Wakacyjny kurort nie szczędzi turystów. Polka zapłaciła 1200 zł za herbatę

Zagraniczne, uwielbiane przez wielu kurorty największe żniwa mają w okresie wiosenno-letnim. Ceny choćby noclegów idą wówczas mocno w górę. Lokalni przedsiębiorcy nierzadko wtedy dopuszczają się nielegalnych praktyk, by zarobić jak najwięcej, a nieświadomi turyści niestety często na ich sztuczki się nabierają. Przekonała się o tym Polka, która wybrała się z rodziną do sklepu spożywczego podczas pobytu w Turcji. Jak się okazało, nie ona jedyna została oszukana. Jej historia to przestroga dla wszystkich turystów planujących urlop.
W tym zagranicznym mieście kradną na potęgę. Turyści muszą mieć się na baczności
Czasami wystarczy chwila nieuwagi, by stracić nie tylko pieniądze, ale i różnego rodzaju przedmioty osobiste. Udając się za granicę, należy zawsze upewnić się, jakie rejony danego kraju uchodzą za niebezpieczne i jakie warto omijać szerokim łukiem. Niestety, nie od dziś wiadomo, że najpopularniejsze lokalizacje są istnym rajem dla oszustów i złodziei.
Jak podawał w ubiegłym roku magazyn “Paul Camper Magazine”, w rankingu 25 turystycznych miast najwięcej kradzieży dochodziło w Barcelonie. Według statystyk jeden na 70 turystów zostaje tam okradziony. Przypadki kradzieży czy przekrętów mają jednak miejsce w każdym turystycznym kurorcie, o czym świadczą choćby liczne nagrania podróżnych, publikowane w mediach społecznościowych.


Turcja w czołówce najpopularniejszych krajów na wakacje. Czy jest tam bezpiecznie?
Polacy bardzo chętnie w okresie letnim decydują się na wypoczynek w Turcji. Kraj ten obok Hiszpanii, Włoch, Grecji czy Chorwacji uchodzi za niezwykle popularny. Podróżują tam nie tylko młodzi, ale i całe rodziny z dziećmi. Ogólnie Turcja jest uważana za bezpieczny kraj dla turystów, szczególnie w popularnych kurortach. Niemniej jednak, podczas wakacji należy zachować tam ostrożność, zdrowy rozsądek oraz zwracać uwagę na aktualne ostrzeżenia i zalecenia dotyczące podróży.

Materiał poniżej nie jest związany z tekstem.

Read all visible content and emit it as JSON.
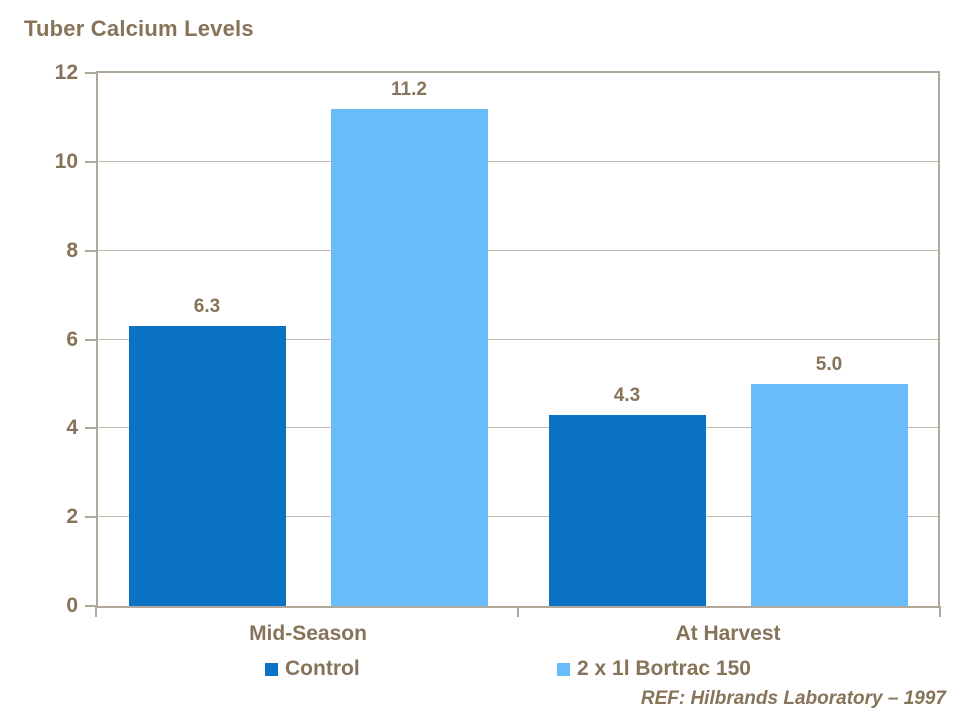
{
  "slide": {
    "title": "Tuber Calcium Levels",
    "reference": "REF: Hilbrands Laboratory – 1997"
  },
  "colors": {
    "background": "#FFFFFF",
    "text_brown": "#867359",
    "axis": "#B1A79B",
    "gridline": "#C2B9AE",
    "series_control": "#0A73C4",
    "series_bortrac": "#68BCFA"
  },
  "chart_data": {
    "type": "bar",
    "title": "Tuber Calcium Levels",
    "categories": [
      "Mid-Season",
      "At Harvest"
    ],
    "series": [
      {
        "name": "Control",
        "color": "#0A73C4",
        "values": [
          6.3,
          4.3
        ]
      },
      {
        "name": "2 x 1l Bortrac 150",
        "color": "#68BCFA",
        "values": [
          11.2,
          5.0
        ]
      }
    ],
    "data_labels": [
      [
        "6.3",
        "4.3"
      ],
      [
        "11.2",
        "5.0"
      ]
    ],
    "xlabel": "",
    "ylabel": "",
    "ylim": [
      0,
      12
    ],
    "yticks": [
      0,
      2,
      4,
      6,
      8,
      10,
      12
    ],
    "grid": true,
    "legend_position": "bottom",
    "annotation": "REF: Hilbrands Laboratory – 1997"
  }
}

Do popularnych i jednocześnie bezpiecznych kurortów w Turcji zalicza się lokalizacje takie jak: Antalya, Bodrum czy Alanya. W przypadku miast są to: Stambuł i Ankara, choć poziom bezpieczeństwa uchodzi tam za średni. W gęsto zaludnionych miejscach np. bazarach pilnowanie swoich rzeczy osobistych to konieczność.

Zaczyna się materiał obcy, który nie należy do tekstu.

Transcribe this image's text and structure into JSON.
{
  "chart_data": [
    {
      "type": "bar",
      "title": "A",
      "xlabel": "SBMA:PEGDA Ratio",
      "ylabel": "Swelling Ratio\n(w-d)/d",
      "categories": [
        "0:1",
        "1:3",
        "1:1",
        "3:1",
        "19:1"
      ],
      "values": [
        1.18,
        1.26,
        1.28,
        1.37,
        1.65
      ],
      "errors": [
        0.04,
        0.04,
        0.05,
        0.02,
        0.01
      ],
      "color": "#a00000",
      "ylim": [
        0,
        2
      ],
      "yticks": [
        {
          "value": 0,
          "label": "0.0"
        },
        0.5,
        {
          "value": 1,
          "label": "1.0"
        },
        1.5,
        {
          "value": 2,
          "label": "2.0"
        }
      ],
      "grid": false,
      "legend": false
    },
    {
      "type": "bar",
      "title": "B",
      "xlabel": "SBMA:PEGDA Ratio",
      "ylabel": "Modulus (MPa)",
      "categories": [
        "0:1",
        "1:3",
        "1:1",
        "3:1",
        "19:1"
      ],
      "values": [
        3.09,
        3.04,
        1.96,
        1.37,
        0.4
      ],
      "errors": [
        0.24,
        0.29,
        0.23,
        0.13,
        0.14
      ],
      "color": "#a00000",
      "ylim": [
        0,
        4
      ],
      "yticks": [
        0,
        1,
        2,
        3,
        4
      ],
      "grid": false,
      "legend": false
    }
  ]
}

Polka oszukana w Turcji. Ta herbata kosztowała ją niemal całą wycieczkę
Wakacyjny luz nie powinien oznaczać utraty czujności. Wie o tym Polka, która na swoim profilu (@anna_czarnowska) na TikToku opublikowała nagranie, w którym opowiedziała, jak została oszukana podczas rodzinnego pobytu w Turcji.
Pośród bazarów pachnących przyprawami, orientalnych knajp czy kolorowych stoisk często kryją się pułapki, o których niektórzy podróżni wciąż nie zdają sobie sprawy. Anna Czarnowska, edukatorka finansowa i tiktokerka przestrzegła, że nawet niepozorna wizyta w herbacianym sklepiku może skończyć fatalnie.
Będąc w Side, czyli popularnym kurorcie na południu Turcji, Polka wraz z rodziną udała się do sklepu znajdującego się tuż przy promenadzie. Wybrała trzy mieszanki herbat - jabłkową, z granatu i imbirową. Gdy podeszła do kasy zaczął się koszmar, którego jeszcze wtedy nie była świadoma.
Zakładałam, że zapłacimy za to maksymalnie 70 euro - słyszymy na nagraniu.
Turystka przyznała, że nie do końca wiedziała, ile finalnie będą kosztować zakupy, ale była przekonana, że jej portfel na nich nie ucierpi. Gdy sprzedawca poprosił o płatność kartą, tłumacząc że w ten sposób przedsiębiorcy łatwiej jest się rozliczać, ta bez zawahania przyłożyła kartę kredytową do terminala. Niedługo po wyjściu ze sklepu otrzymała powiadomienie z banku: 250 euro. O zwrocie nie było mowy, z resztą na ladzie w sklepie znajdowała się kartka z taką informacją.
Po powrocie do hotelu Polka sprawdziła w internecie opinie o sklepie. Okazało się, że Ottoman znajdujący się przy Liman Cd. w Side oszukał w ten sposób wielu turystów.